Ah, ça vous fait marrer, le Te Deum ringard annonçant l'Eurovision...
Ah, vous vous gaussez de Zdob Si Zdub, le nom du groupe moldave... Ah,
vous ricanez au look impossible des hard-rockers norvégiens de Wig Wam
sapés de blanc tel le groupe Kiss se rendant à l'enterrement d'Eddie
Barclay... Eh bien, on ne rit pas. L'article VI-17 de l'Eurovision
proscrit «toute remarque sexiste, raciste ou autrement discriminatoire à
l'égard des artistes». Un point de règlement destiné aux commentateurs
qui «s'abstiendront de parler durant l'interprétation des chansons» et
que Julien Lepers, bavard choisi cette année par France 3, va
certainement avoir un mal de chien à respecter. Quant à Bernard Montiel
sur TMC, dont la ligne éditoriale consiste à dauber sur tout le monde,
il est en totale infraction avec les règles du concours. Twelve points
en conséquence au plutôt cool TCE et son article II-70 qui reconnaît
quant à lui «le droit à l'objection de conscience».

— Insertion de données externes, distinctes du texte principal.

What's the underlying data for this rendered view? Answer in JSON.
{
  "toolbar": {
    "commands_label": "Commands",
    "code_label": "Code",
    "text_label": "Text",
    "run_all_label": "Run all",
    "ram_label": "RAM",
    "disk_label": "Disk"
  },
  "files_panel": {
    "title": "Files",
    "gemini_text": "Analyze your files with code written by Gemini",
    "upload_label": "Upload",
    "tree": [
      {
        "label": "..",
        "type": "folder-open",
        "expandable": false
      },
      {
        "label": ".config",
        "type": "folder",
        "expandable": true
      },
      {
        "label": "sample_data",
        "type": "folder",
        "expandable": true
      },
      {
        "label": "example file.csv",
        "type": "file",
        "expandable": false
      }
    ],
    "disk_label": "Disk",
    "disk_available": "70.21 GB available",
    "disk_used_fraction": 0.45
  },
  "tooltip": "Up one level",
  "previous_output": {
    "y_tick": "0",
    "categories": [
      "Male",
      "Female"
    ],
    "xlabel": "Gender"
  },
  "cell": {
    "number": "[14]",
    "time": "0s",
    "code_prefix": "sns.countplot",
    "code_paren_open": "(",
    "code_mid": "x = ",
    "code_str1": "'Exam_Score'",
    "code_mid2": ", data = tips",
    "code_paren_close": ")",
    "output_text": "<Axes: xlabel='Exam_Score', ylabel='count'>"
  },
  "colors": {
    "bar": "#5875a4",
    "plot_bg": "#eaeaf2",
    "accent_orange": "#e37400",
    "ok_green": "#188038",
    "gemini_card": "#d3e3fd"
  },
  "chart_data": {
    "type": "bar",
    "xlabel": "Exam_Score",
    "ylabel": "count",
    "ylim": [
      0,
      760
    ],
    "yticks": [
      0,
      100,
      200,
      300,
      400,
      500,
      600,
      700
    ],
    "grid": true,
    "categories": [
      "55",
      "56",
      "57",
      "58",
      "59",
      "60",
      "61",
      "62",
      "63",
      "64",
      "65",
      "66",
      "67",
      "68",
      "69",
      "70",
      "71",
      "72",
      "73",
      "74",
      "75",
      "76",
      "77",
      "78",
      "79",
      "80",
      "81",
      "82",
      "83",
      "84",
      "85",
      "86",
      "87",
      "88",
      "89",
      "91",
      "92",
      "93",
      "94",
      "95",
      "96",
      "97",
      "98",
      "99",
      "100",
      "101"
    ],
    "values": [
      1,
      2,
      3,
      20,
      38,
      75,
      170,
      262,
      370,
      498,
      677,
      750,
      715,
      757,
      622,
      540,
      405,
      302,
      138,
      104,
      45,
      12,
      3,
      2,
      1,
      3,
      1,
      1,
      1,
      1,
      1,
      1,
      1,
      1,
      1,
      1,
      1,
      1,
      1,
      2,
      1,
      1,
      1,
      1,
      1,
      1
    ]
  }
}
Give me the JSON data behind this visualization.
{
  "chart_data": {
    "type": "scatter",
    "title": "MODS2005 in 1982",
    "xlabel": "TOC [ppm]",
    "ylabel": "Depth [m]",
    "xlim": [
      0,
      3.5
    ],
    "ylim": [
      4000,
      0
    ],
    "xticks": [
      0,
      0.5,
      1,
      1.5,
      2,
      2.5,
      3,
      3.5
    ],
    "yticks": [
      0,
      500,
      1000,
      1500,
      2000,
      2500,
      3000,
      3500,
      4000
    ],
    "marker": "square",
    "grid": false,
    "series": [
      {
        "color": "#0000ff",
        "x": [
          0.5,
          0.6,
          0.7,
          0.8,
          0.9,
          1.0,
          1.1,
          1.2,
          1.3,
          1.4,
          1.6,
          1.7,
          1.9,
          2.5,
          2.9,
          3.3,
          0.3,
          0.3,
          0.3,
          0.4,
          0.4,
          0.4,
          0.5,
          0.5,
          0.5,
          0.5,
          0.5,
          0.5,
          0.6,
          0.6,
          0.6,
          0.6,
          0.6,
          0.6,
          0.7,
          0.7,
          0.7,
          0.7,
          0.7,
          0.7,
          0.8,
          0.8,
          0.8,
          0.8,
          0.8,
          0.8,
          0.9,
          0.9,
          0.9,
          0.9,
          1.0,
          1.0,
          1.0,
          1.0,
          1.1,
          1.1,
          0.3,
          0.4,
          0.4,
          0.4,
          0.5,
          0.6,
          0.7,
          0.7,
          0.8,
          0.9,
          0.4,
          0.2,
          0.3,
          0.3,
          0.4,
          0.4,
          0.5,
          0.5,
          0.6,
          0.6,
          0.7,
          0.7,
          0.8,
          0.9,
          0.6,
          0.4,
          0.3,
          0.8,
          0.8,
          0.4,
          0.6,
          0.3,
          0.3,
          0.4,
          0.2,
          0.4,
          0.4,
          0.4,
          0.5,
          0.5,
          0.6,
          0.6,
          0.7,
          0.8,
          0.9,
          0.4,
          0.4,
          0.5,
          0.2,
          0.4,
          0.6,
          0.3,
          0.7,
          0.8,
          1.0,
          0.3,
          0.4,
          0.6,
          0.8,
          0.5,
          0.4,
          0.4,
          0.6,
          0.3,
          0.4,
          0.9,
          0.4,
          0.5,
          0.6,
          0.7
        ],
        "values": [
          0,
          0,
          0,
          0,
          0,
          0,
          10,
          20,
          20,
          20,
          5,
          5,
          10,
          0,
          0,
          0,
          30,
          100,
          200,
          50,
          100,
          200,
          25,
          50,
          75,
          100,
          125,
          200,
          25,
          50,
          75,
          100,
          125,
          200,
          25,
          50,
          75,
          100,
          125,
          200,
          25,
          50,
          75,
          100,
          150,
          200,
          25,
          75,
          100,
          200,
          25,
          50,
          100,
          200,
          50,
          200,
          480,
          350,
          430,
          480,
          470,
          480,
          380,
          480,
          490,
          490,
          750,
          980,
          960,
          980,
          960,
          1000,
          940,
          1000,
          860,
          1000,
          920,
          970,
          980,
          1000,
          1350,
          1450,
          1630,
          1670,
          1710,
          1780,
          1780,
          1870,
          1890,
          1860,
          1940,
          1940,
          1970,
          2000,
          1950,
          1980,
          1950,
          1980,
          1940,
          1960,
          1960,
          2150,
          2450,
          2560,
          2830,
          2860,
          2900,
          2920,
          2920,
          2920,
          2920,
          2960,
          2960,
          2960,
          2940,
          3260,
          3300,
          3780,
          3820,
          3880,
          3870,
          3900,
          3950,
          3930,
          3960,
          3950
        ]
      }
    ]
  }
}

*Oui* parce que l'immigration est favorisée
Généreuse Eurovision qui laisse aux artistes la liberté de concourir
pour le pays de leur choix. Ainsi, la très modérément luxembourgeoise
France Gall a-t-elle pu remporter le pompon pour le compte du
grand-duché en 1965 avec Poupée de cire, poupée de son. Il aura fallu le
temps, mais le TCE met l'Europe à ce noble diapason en établissant
second alinéa de l'article II-75 que «tout citoyen de l'Union a la
liberté de chercher un emploi, de travailler, de s'établir ou de fournir
des services dans tout Etat membre». En gros, non seulement un plombier
polonais peut venir pousser la chansonnette pour la France, mais il peut
le faire en polonais : depuis 1999, les candidats ne sont plus tenus de
s'exprimer dans la langue officielle du pays qu'ils représentent. Mieux,
toujours en avance, l'Eurovision a intégré la Turquie depuis belle
lurette (1975) alors que la question n'est même pas évoquée dans le TCE.
Mais l'Eurovision ayant tendance à voir large en matière d'intégration
(Israël, Maroc, Russie...), il a fallu organiser une demi-finale,
diffusée jeudi soir, dont n'ont réchappé que dix pays qui ont rejoint
les quatorze qualifiés d'office. Parmi ceux-ci, la France, non par la
qualité de ses prestations antérieures, mais parce qu'elle fait partie
des plus gros contributeurs.
*Non* parce qu'il faut raquer pour voter
Les gens sont méchants. Ils critiquent le TCE, disent que le
gouvernement se paye leur tronche avec ce référendum. Mais, au moins,
pas besoin de payer pour voter. A l'Eurovision, si. Depuis 1997, les
délicieux twelve points ne sont plus attribués par des jurys de vieux
barbons, mais par les téléspectateurs grâce à l'instrument paneuropéen
de la démocratie télévisuelle : le numéro surtaxé.
*Oui* pour la défense du service public
Principal point de discorde entre tenants du oui et du non à la
Constitution, le dossier de la défense du service public est limpide
dans l'Eurovision. Ici, point de fumeux article II-96 évoquant de vagues
«services d'intérêt économique général» mais une règle claire : seules
sont autorisées à participer les télés publiques. C'est une garantie que
jamais ce monument d'oecuménicité musicale et de costumes chamarrés ne
tombera entre les mains de TF1 ou autres chaînes berlusconiennes
promptes à tout foutre par terre à coups de jeunes filles court vêtues
et d'innombrables coupures pub.
*Non* parce qu'y a de la triche
Alors que l'article II-80 du TCE établit clairement que «toutes les
personnes sont égales en droit», ça pèche sérieusement de ce côté dans
l'Eurovision. Ainsi, certains candidats, notamment les Scandinaves,
sont-ils un peu plus égaux que les autres : ces gougnafiers votent les
uns pour les autres ! Ce scandale dure depuis 1964, date à laquelle
Norvège, Danemark et Finlande se sont, pour la première fois,
entre-plébiscités. Mais le problème s'est déplacé vers l'Est. Depuis la
perestroïka, l'ex- URSS a déferlé sur l'Eurovision. Résultat :
l'Estonie, la Lettonie et l'Ukraine, séparées mais solidaires, ont
remporté le concours, respectivement en 2001, 2002 et 2004. Selon nos
informations, toutes les tentatives de conjuration entre la France,
Monaco, le Luxembourg et Andorre auraient en revanche lamentablement échoué.